Michèle Allaire bought her dream property on Marentette Beach at the end of the summer of 2020. When viewing it, she saw the pile of rubble that was the Nadalins’ home — but she didn’t know it was from an explosion. It was only when she moved in that she heard from neighbours what had happened and that there were abandoned wells in the area.

“I was just shaking,” says Allaire. “I was really scared. I wanted to sell it back, just because of the not knowing. Like, where do you start to protect yourself when you don’t know?”

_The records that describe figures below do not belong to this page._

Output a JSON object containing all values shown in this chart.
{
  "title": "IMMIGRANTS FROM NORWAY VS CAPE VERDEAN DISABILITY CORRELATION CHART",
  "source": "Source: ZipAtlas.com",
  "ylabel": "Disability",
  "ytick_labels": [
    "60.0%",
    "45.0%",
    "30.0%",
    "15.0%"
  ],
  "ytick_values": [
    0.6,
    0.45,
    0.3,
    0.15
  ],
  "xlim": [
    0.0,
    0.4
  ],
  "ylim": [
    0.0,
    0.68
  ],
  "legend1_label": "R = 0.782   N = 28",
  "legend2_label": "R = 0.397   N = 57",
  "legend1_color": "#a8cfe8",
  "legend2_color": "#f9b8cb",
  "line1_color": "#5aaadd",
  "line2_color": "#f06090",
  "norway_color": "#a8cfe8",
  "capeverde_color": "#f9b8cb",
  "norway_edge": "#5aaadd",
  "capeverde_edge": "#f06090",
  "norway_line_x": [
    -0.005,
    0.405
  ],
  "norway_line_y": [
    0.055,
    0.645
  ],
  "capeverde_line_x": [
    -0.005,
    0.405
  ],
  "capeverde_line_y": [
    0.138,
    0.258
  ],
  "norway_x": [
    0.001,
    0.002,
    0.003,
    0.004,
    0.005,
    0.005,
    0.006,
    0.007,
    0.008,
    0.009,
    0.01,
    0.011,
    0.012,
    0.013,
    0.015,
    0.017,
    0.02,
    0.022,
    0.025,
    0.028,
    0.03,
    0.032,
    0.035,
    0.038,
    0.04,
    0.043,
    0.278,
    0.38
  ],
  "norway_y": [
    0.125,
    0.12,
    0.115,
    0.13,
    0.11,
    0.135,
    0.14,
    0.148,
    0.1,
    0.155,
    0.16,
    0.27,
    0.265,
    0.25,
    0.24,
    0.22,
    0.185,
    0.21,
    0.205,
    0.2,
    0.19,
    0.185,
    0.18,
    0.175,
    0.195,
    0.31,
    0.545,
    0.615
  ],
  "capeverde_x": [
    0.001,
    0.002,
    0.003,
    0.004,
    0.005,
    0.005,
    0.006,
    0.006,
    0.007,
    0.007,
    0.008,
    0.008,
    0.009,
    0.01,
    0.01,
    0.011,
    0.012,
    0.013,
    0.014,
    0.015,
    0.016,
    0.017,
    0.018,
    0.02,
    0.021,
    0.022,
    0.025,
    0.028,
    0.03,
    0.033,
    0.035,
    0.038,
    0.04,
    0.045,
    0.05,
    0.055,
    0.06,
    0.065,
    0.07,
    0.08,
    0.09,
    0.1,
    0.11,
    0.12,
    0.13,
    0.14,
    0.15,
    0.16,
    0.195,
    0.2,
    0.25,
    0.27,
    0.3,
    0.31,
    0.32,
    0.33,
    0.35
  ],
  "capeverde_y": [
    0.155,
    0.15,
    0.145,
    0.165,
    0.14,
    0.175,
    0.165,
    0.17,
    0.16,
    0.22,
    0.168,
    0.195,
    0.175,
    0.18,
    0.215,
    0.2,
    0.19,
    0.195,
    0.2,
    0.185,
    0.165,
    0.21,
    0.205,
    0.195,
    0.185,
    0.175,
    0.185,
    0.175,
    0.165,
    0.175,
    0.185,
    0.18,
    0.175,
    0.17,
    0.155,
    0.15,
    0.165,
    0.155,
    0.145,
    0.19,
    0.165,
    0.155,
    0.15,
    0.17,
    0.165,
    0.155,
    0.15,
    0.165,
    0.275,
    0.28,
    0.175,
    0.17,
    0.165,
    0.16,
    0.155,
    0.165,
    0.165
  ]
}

She began digging into the situation, trying to figure out what had happened, trying to ensure it wouldn’t happen at her place. She didn’t invite people over, afraid for their safety. She had a slew of experts come in to inspect the furnace and the septic tank and remove the propane tank. “I wouldn’t even light up a candle because just a little spark could explode [if methane had built up],” says Allaire. She installed gas monitors to measure potential fumes in her home. She estimates she spent about $10,000 on all the measures.

The Nadalins’ family declined to comment, but in earlier media interviews said they’d hired a lawyer to try to find answers to what happened.

“It’s basically the unknown,” says Allaire. “The unknown is so scary.”